The world’s largest cryptocurrency is down around 50% since the start of 2021.
CFOTO | Edition of the future | Getty Images
Bitcoin crossed the $24,000 threshold for the first time in more than a month as hopes of a less aggressive rate hike than feared by the Federal Reserve sparked a cryptocurrency relief rally.
The world’s largest cryptocurrency hit $24,047 on Wednesday, up more than 8% in 24 hours and trading at levels not seen since mid-June, according to data from Coin Metrics.
Traders were reassured by the prospect of looser policy action from the Fed at its next rate-setting meeting.

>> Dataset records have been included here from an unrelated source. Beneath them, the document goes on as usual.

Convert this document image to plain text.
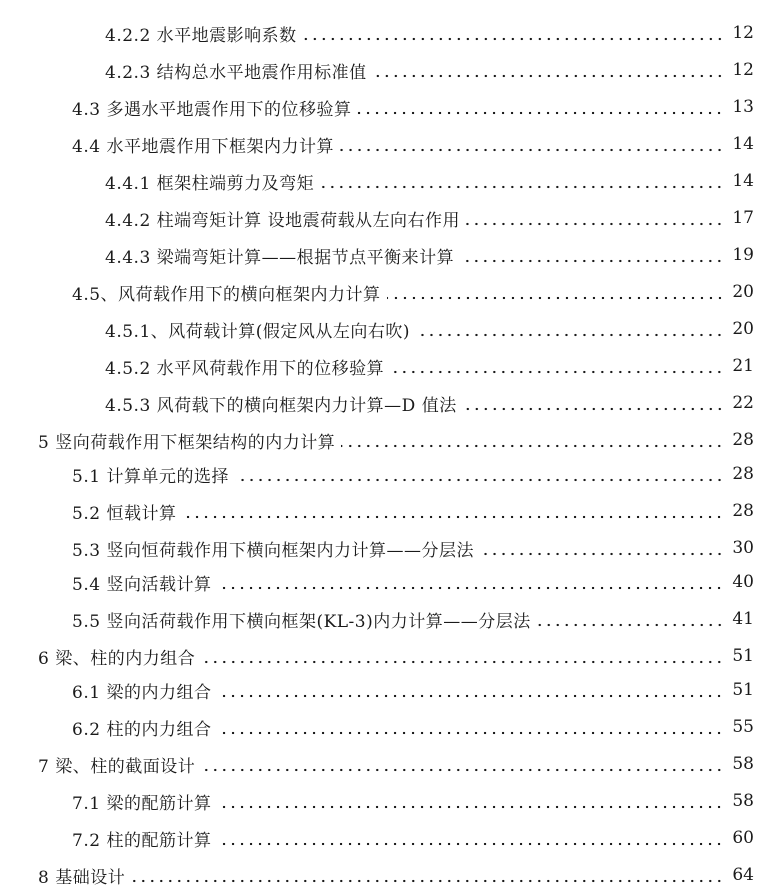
4.2.2 水平地震影响系数	12
4.2.3 结构总水平地震作用标准值	12
4.3 多遇水平地震作用下的位移验算	13
4.4 水平地震作用下框架内力计算	14
4.4.1 框架柱端剪力及弯矩	14
4.4.2 柱端弯矩计算 设地震荷载从左向右作用	17
4.4.3 梁端弯矩计算——根据节点平衡来计算	19
4.5、风荷载作用下的横向框架内力计算	20
4.5.1、风荷载计算(假定风从左向右吹)	20
4.5.2 水平风荷载作用下的位移验算	21
4.5.3 风荷载下的横向框架内力计算—D 值法	22
5 竖向荷载作用下框架结构的内力计算	28
5.1 计算单元的选择	28
5.2 恒载计算	28
5.3 竖向恒荷载作用下横向框架内力计算——分层法	30
5.4 竖向活载计算	40
5.5 竖向活荷载作用下横向框架(KL-3)内力计算——分层法	41
6 梁、柱的内力组合	51
6.1 梁的内力组合	51
6.2 柱的内力组合	55
7 梁、柱的截面设计	58
7.1 梁的配筋计算	58
7.2 柱的配筋计算	60
8 基础设计	64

The effects of the US central bank’s monetary policy tightening weighed heavily on risky assets like stocks and crypto.
Bitcoin is still down around 50% since the start of 2021.
“It’s not necessarily the end of the crypto bear market, but a relief rally for Bitcoin is long overdue,” said Antoni Trenchev, CEO of crypto lender Nexo.
“Bitcoin is starting to find its footing after a shaky month, and the next week will be telling,” he added.
The US central bank is expected to raise rates again at its next policy meeting, but economists expect a less aggressive increase this time by 75 basis points instead of 100.
Cryptocurrencies have been touted as a source of value uncorrelated with traditional financial markets. But as institutional capital poured into digital assets, that thesis failed to materialize once the Fed started raising interest rates and traders fled equities.
A rally past $22,700 means the cryptocurrency has now recovered its 200-week moving average, laying the technical groundwork for a “trend reversal,” according to Yuya Hasegawa, crypto market analyst at the exchange. Japanese crypto Bitbank.
“The market needs a little more confidence to slow the pace of the Fed raising rates,” he said. “Nevertheless, the short-term outlook for bitcoin is optimistic and it could hit around $29,000 this week.”
Meanwhile, traders are betting that the worst of an intense market contagion caused by liquidity issues at some major crypto firms has likely subsided.
Digital currencies have come under immense selling pressure over the past couple of months as the collapse of some notable companies has caused ripple effects in the market. Terra, a so-called algorithmic stablecoin, plunged to near zero in May, setting off a chain of events that ultimately led to the bankruptcies of crypto firms Celsius, Three Arrows Capital and Voyager.
Elsewhere in crypto, ether soared nearly 5% to $1,609.06, while other so-called “altcoins” were also higher.
The second-largest token has risen more than 50% in the past seven days, fueled by optimism over a highly anticipated upgrade to its network known as “Merge”.
The developers now expect the update, which would move Ethereum away from environmentally dubious cryptocurrency mining to a more energy-efficient system, to be completed by September 19.
“Crypto mining has been heavily criticized for contributing to climate change due to its energy-intensive nature and as wildfires rage across Europe and the US, the promise that Ether transactions could be less damaging for the environment has sparked a flurry of interest,” said Susannah Streeter, senior investment and market analyst at Hargreaves Lansdown.